19 Post author: Eliezer_Yudkowsky 25 June 2008 06:37AM

You are viewing a comment permalink. View the original post to see all comments and the full post content.

Comments (82)

Sort By: Old

You are viewing a single comment's thread. Show more comments above.

Comment author: wnoise 07 January 2011 07:11:47PM *  2 points [-]

No, it takes a lot of work to specify paperclips, and thus it's not as easy as just superintelligence.

Reference class confusion. "Paperclipper" refers to any "universe tiler", not just one that tile with paperclips. Specifying paperclips in particular is hard. If you don't care about exactly what gets tiled, it's much easier.

goal stability

For well-understood goals, that's easy. Just hardcode the goal. It's making goals that can change in a useful way that's hard. Part of the hardness of FAI is we don't understand friendly, we don't know what humans want, and we don't know what's good for humans, and any simplistic fixed goal will cut off our evolution.

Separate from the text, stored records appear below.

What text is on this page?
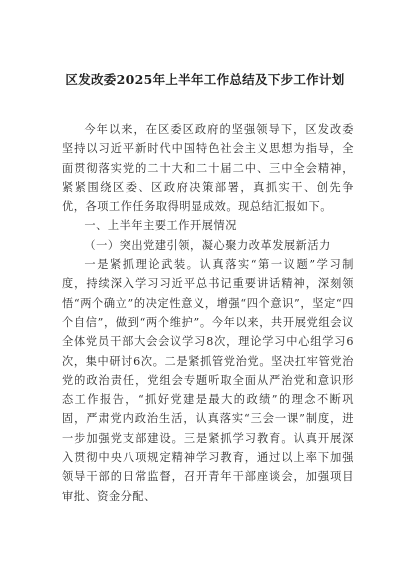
区发改委2025年上半年工作总结及下步工作计划

今年以来，在区委区政府的坚强领导下，区发改委坚持以习近平新时代中国特色社会主义思想为指导，全面贯彻落实党的二十大和二十届二中、三中全会精神，紧紧围绕区委、区政府决策部署，真抓实干、创先争优，各项工作任务取得明显成效。现总结汇报如下。

一、上半年主要工作开展情况

（一）突出党建引领，凝心聚力改革发展新活力

一是紧抓理论武装。认真落实“第一议题”学习制度，持续深入学习习近平总书记重要讲话精神，深刻领悟“两个确立”的决定性意义，增强“四个意识”，坚定“四个自信”，做到“两个维护”。今年以来，共开展党组会议全体党员干部大会会议学习8次，理论学习中心组学习6次，集中研讨6次。二是紧抓管党治党。坚决扛牢管党治党的政治责任，党组会专题听取全面从严治党和意识形态工作报告，“抓好党建是最大的政绩”的理念不断巩固，严肃党内政治生活，认真落实“三会一课”制度，进一步加强党支部建设。三是紧抓学习教育。认真开展深入贯彻中央八项规定精神学习教育，通过以上率下加强领导干部的日常监督，召开青年干部座谈会，加强项目审批、资金分配、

the most obvious is that paperclips have much higher Kolmogorov complexity than human values

I don't see how you could possibly believe that, except out of wishful thinking. Human values are contingent on our entire evolutionary history. My parochial values are contingent upon cultural history and my own personal history. Our values are not universal. Different types of creature will develop radically different values with only small points of contact and agreement.

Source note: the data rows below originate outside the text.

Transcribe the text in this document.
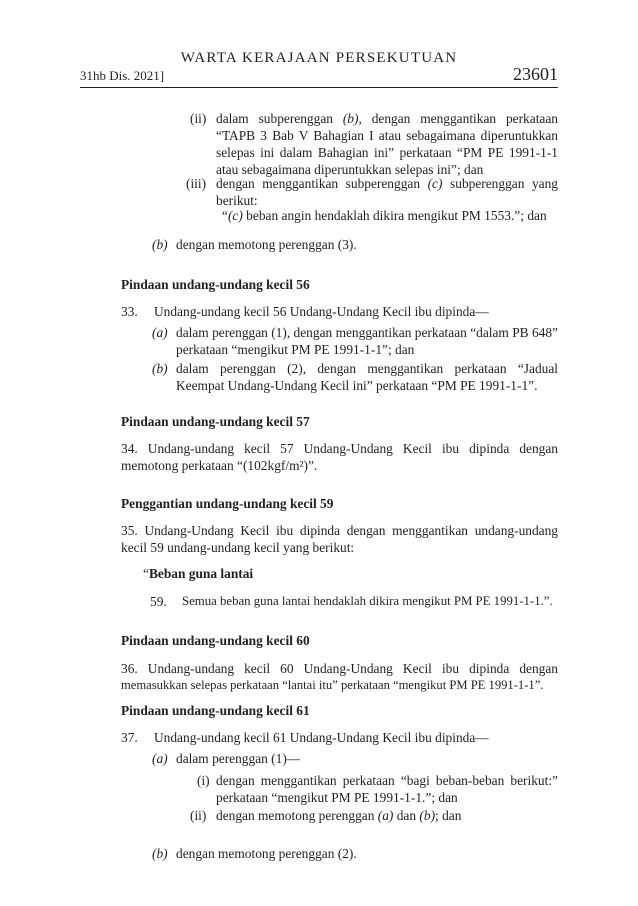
WARTA KERAJAAN PERSEKUTUAN
31hb Dis. 2021]	23601
(ii) dalam subperenggan (b), dengan menggantikan perkataan “TAPB 3 Bab V Bahagian I atau sebagaimana diperuntukkan selepas ini dalam Bahagian ini” perkataan “PM PE 1991-1-1 atau sebagaimana diperuntukkan selepas ini”; dan
(iii) dengan menggantikan subperenggan (c) subperenggan yang berikut:
“(c) beban angin hendaklah dikira mengikut PM 1553.”; dan
(b) dengan memotong perenggan (3).
Pindaan undang-undang kecil 56
33. Undang-undang kecil 56 Undang-Undang Kecil ibu dipinda—
(a) dalam perenggan (1), dengan menggantikan perkataan “dalam PB 648” perkataan “mengikut PM PE 1991-1-1”; dan
(b) dalam perenggan (2), dengan menggantikan perkataan “Jadual Keempat Undang-Undang Kecil ini” perkataan “PM PE 1991-1-1”.
Pindaan undang-undang kecil 57
34. Undang-undang kecil 57 Undang-Undang Kecil ibu dipinda dengan
memotong perkataan “(102kgf/m²)”.
Penggantian undang-undang kecil 59
35. Undang-Undang Kecil ibu dipinda dengan menggantikan undang-undang
kecil 59 undang-undang kecil yang berikut:
“Beban guna lantai
59. Semua beban guna lantai hendaklah dikira mengikut PM PE 1991-1-1.”.
Pindaan undang-undang kecil 60
36. Undang-undang kecil 60 Undang-Undang Kecil ibu dipinda dengan
memasukkan selepas perkataan “lantai itu” perkataan “mengikut PM PE 1991-1-1”.
Pindaan undang-undang kecil 61
37. Undang-undang kecil 61 Undang-Undang Kecil ibu dipinda—
(a) dalam perenggan (1)—
(i) dengan menggantikan perkataan “bagi beban-beban berikut:” perkataan “mengikut PM PE 1991-1-1.”; dan
(ii) dengan memotong perenggan (a) dan (b); dan
(b) dengan memotong perenggan (2).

Comment author: JGWeissman 07 January 2011 07:17:45PM 2 points [-]

goal stability

For well-understood goals, that's easy. Just hardcode the goal.

Hardcoding is not necessarily stable in programs that can edit their own source code.

Comment author: wnoise 16 January 2011 11:38:41PM 0 points [-]

Really? Isn't editing one's goal directly contrary to one's goal? If an AI self-edits in such a way that its goal changes, it will predictably no longer be working towards that goal, and will thus not consider it a good idea to edit its goal.

Comment author: Vaniver 16 January 2011 11:51:25PM *  0 points [-]

It depends on how it decides whether or not changes are a good thing. If is trying out two utility functions- Ub for utility before and Ua for utility after- you need to be careful to ensure it doesn't say "hey, Ua(x)>Ub(x), so I can make myself better off by switching to Ua!".

Ensuring that doesn't happen is not simple, because it requires stability throughout everything. There can't be a section that decides to try being goalless, or go about resolving the goal in a different way (which is troublesome if you want it to cleverly use instrumental goals).

[edit] To be clearer, you need to not just have the goals be fixed and well-understood, but every part of everywhere else also needs to have a fixed and well-understood relationship to the goals (and a fixed and well-understood sense of understanding, and ...). Most attempts to rewrite source code are not that well-planned.